ÉCHOS

Mort de Victor Segalen. — Mort de Mme Geneviève Bonniot-Mallarmé. — La Maison de Verlaine. — Prix littéraires. — Un anniversaire. — La bibliothèque du roi à Versailles. — Le Roy est mort, vive le Roy. — A la mémoire de Fernand Icres. — Philosophi certant. — A propos d'une édition de Barbey d'Aurevilly. — La Maison d'Amérique. — La stratégie littéraire. — La chemise enlevée. — Le poids mort. — Infusion de pavots. — A l'hôtel des Anglais. — Société française de l'Art à l'Ecole. — Landru au XVIIe siècle.

Mort de Victor Segalen. — Victor Segalen vient de mourir et c'est un bel artiste que perdent les lettres françaises, un de ceux qui ne s'étaient pas contentés de promettre, mais qui avaient déjà tenu leurs promesses. Son œuvre publiée laissait prévoir la noble qualité de l'œuvre entreprise, partiellement achevée, à laquelle il travaillait encore.

La guerre, dont l'annonce le surprit au cours de son second voyage en Chine occidentale, l'emporta aussitôt dans le tourbillon. Médecin de la marine, il rejoignit d'abord Brest, son port d'attache, et fut ensuite envoyé, à sa demande aux fusiliers marins, sur le front de l'Yser. Il en revint malade et ne daigna point s'accorder le repos nécessaire qui lui était commandé. Une mission en Chine, où il était chargé de recruter des travailleurs, lui procura un supplément de fatigue ; de retour à l'hôpital de Brest, il s'y épuisa par un labeur incessant qui peu à peu minait cet être frêle à l'esprit fort dont l'impérieuse volonté n'admettait pas que l'on pût jamais céder à aucun surmenage physique ou moral, et pour lequel le mot de « relâche » avait vraiment perdu son sens. — Il a succombé, le 21 mai 1919, à une hémorragie accidentelle, dans la forêt du Helgouat, où il pensait se restaurer au sein de l'âpre paysage de cette Bretagne qui l'avait vu naître.
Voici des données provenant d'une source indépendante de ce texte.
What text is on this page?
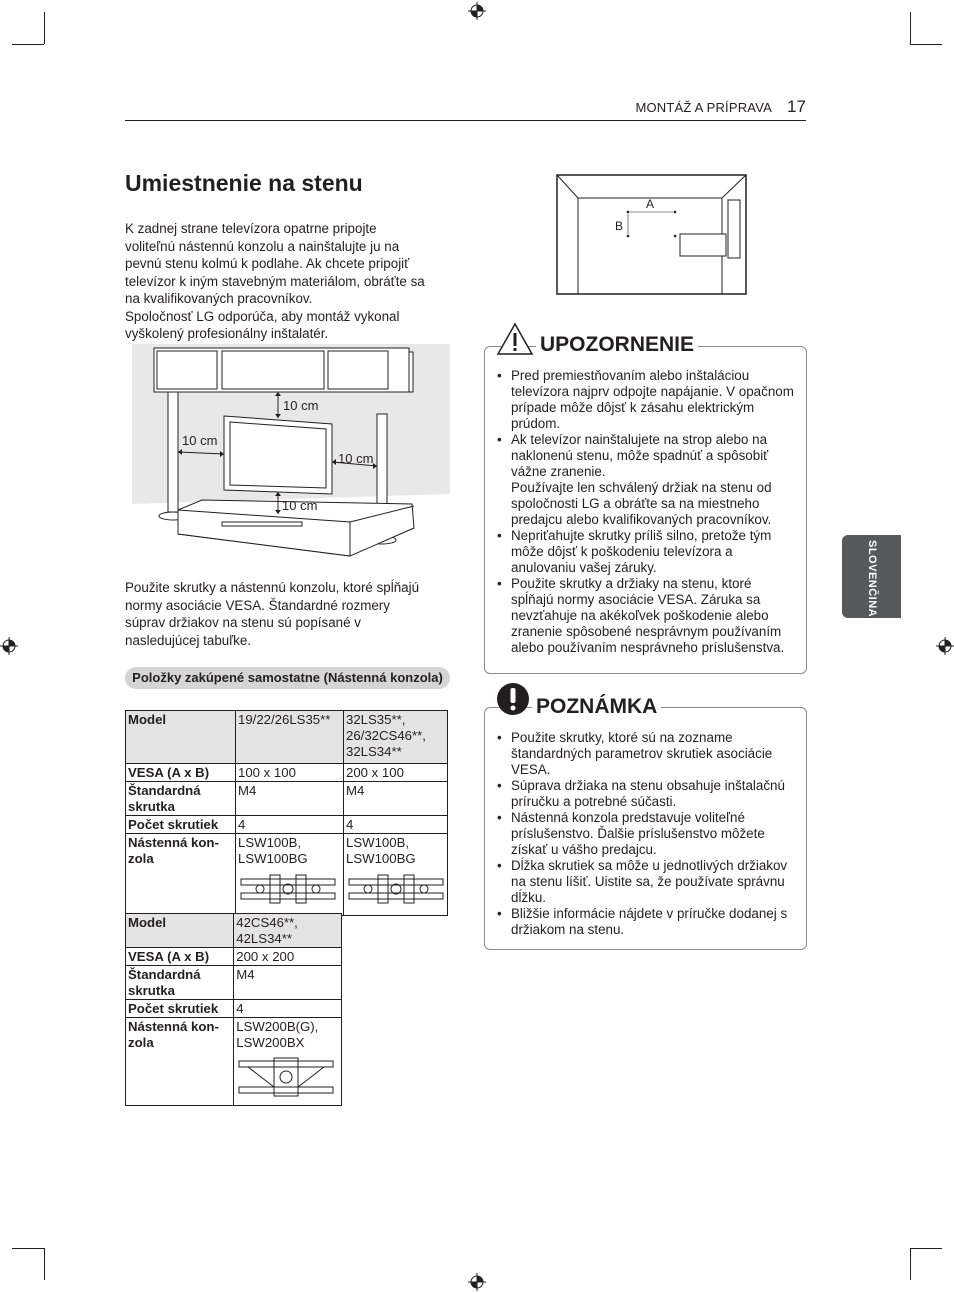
MONTÁŽ A PRÍPRAVA 17
SLOVENČINA
Umiestnenie na stenu
K zadnej strane televízora opatrne pripojte
voliteľnú nástennú konzolu a nainštalujte ju na
pevnú stenu kolmú k podlahe. Ak chcete pripojiť
televízor k iným stavebným materiálom, obráťte sa
na kvalifikovaných pracovníkov.
Spoločnosť LG odporúča, aby montáž vykonal
vyškolený profesionálny inštalatér.
10 cm
10 cm
10 cm
10 cm
Použite skrutky a nástennú konzolu, ktoré spĺňajú
normy asociácie VESA. Štandardné rozmery
súprav držiakov na stenu sú popísané v
nasledujúcej tabuľke.
Položky zakúpené samostatne (Nástenná konzola)
Model	19/22/26LS35**	32LS35**,
26/32CS46**,
32LS34**
VESA (A x B)	100 x 100	200 x 100
Štandardná
skrutka	M4	M4
Počet skrutiek	4	4
Nástenná kon-
zola	LSW100B,
LSW100BG	LSW100B,
LSW100BG
Model	42CS46**,
42LS34**
VESA (A x B)	200 x 200
Štandardná
skrutka	M4
Počet skrutiek	4
Nástenná kon-
zola	LSW200B(G),
LSW200BX
A
B
UPOZORNENIE
• Pred premiestňovaním alebo inštaláciou televízora najprv odpojte napájanie. V opačnom prípade môže dôjsť k zásahu elektrickým prúdom.
• Ak televízor nainštalujete na strop alebo na naklonenú stenu, môže spadnúť a spôsobiť vážne zranenie.
Používajte len schválený držiak na stenu od spoločnosti LG a obráťte sa na miestneho predajcu alebo kvalifikovaných pracovníkov.
• Nepriťahujte skrutky príliš silno, pretože tým môže dôjsť k poškodeniu televízora a anulovaniu vašej záruky.
• Použite skrutky a držiaky na stenu, ktoré spĺňajú normy asociácie VESA. Záruka sa nevzťahuje na akékoľvek poškodenie alebo zranenie spôsobené nesprávnym používaním alebo používaním nesprávneho príslušenstva.
POZNÁMKA
• Použite skrutky, ktoré sú na zozname štandardných parametrov skrutiek asociácie VESA.
• Súprava držiaka na stenu obsahuje inštalačnú príručku a potrebné súčasti.
• Nástenná konzola predstavuje voliteľné príslušenstvo. Ďalšie príslušenstvo môžete získať u vášho predajcu.
• Dĺžka skrutiek sa môže u jednotlivých držiakov na stenu líšiť. Uistite sa, že používate správnu dĺžku.
• Bližšie informácie nájdete v príručke dodanej s držiakom na stenu.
Officier, médecin, archéologue, explorateur, romancier, dramaturge, conteur, mais avant tout poète, aussi bien dans sa vie que dans ses œuvres, Victor Segalen avait débuté dans la médecine par une thèse à tendances littéraires : les Cliniciens ès-lettres (1902). La même année, il publiait au Mercure de France une étude sur les Synesthésies et l'Ecole symboliste et, deux ans plus tard, un article intitulé : Gauguin dans son dernier décor. Quelques études encore, quelques nouvelles, pour aboutir enfin, en 1907, à ce singulier roman, si attachant, si vigoureux : les Immémoriaux, signé Max-Anély, où la fable et les décors montrent combien il avait justement, compris les mœurs tahitiennes et profondément pénétré l'âme maori. Pour ceux qui avaient suivi de près Victor Segalen, l'introduction écrite par lui pour les Lettres de Gauguin, dont le recueil vient de paraître, est une façon d'écho de son premier livre.

Dorénavant, toutes ses œuvres seront, comme nous l'indiquaient les Immémoriaux, animées, particularisées et en même temps anoblies par cet exotisme qui, chez lui, n'est jamais une simple curiosité du lointain, le souci d'un pittoresque peu commun, mais une recherche constante, une exacte intelligence du divers sur tous ses plans, tant esthétiques et intellectuels que lyriques et moraux. La Chine l'inspirera de façon plus riche encore que le Pacifique n'avait fait, Stèles (1904) et Peintures (1906) sont deux beaux livres d'un fructueux enseignement, d'une composition rare et d'une harmonie vraiment unique. Ce qu'ils ont de forclos, parfois, vaut bien qu'on s'applique à l'entendre, car le secret mérite d'être découvert, ce trésor en partie scellé étant un assortiment savant de pierreries authentiques rehaussées par un style dont la ciselure ne trouble pas les lignes essentielles. Victor Segalen laisse un grand nombre d'œuvres inédites dont certaines sont tout à fait terminées : un roman intitulé René Leys, un grand ouvrage sur la Statuaire chinoise, qui fut le fruit de ses trois voyages en Extrême-Orient, des poèmes, un drame, Orphée, dont Claude Debussy avait entrepris d'écrire la musique, des contes, des nouvelles, des essais, des notes de forme très poussée, mais aussi tant d'ébauches d'œuvres dont les fragments et l'esquisse générale font deviner l'audace et l'ampleur. L'héritière de ses dernières volontés saura choisir.

A. V.

Mercure de France, 16 juin 1919, p. 759-760.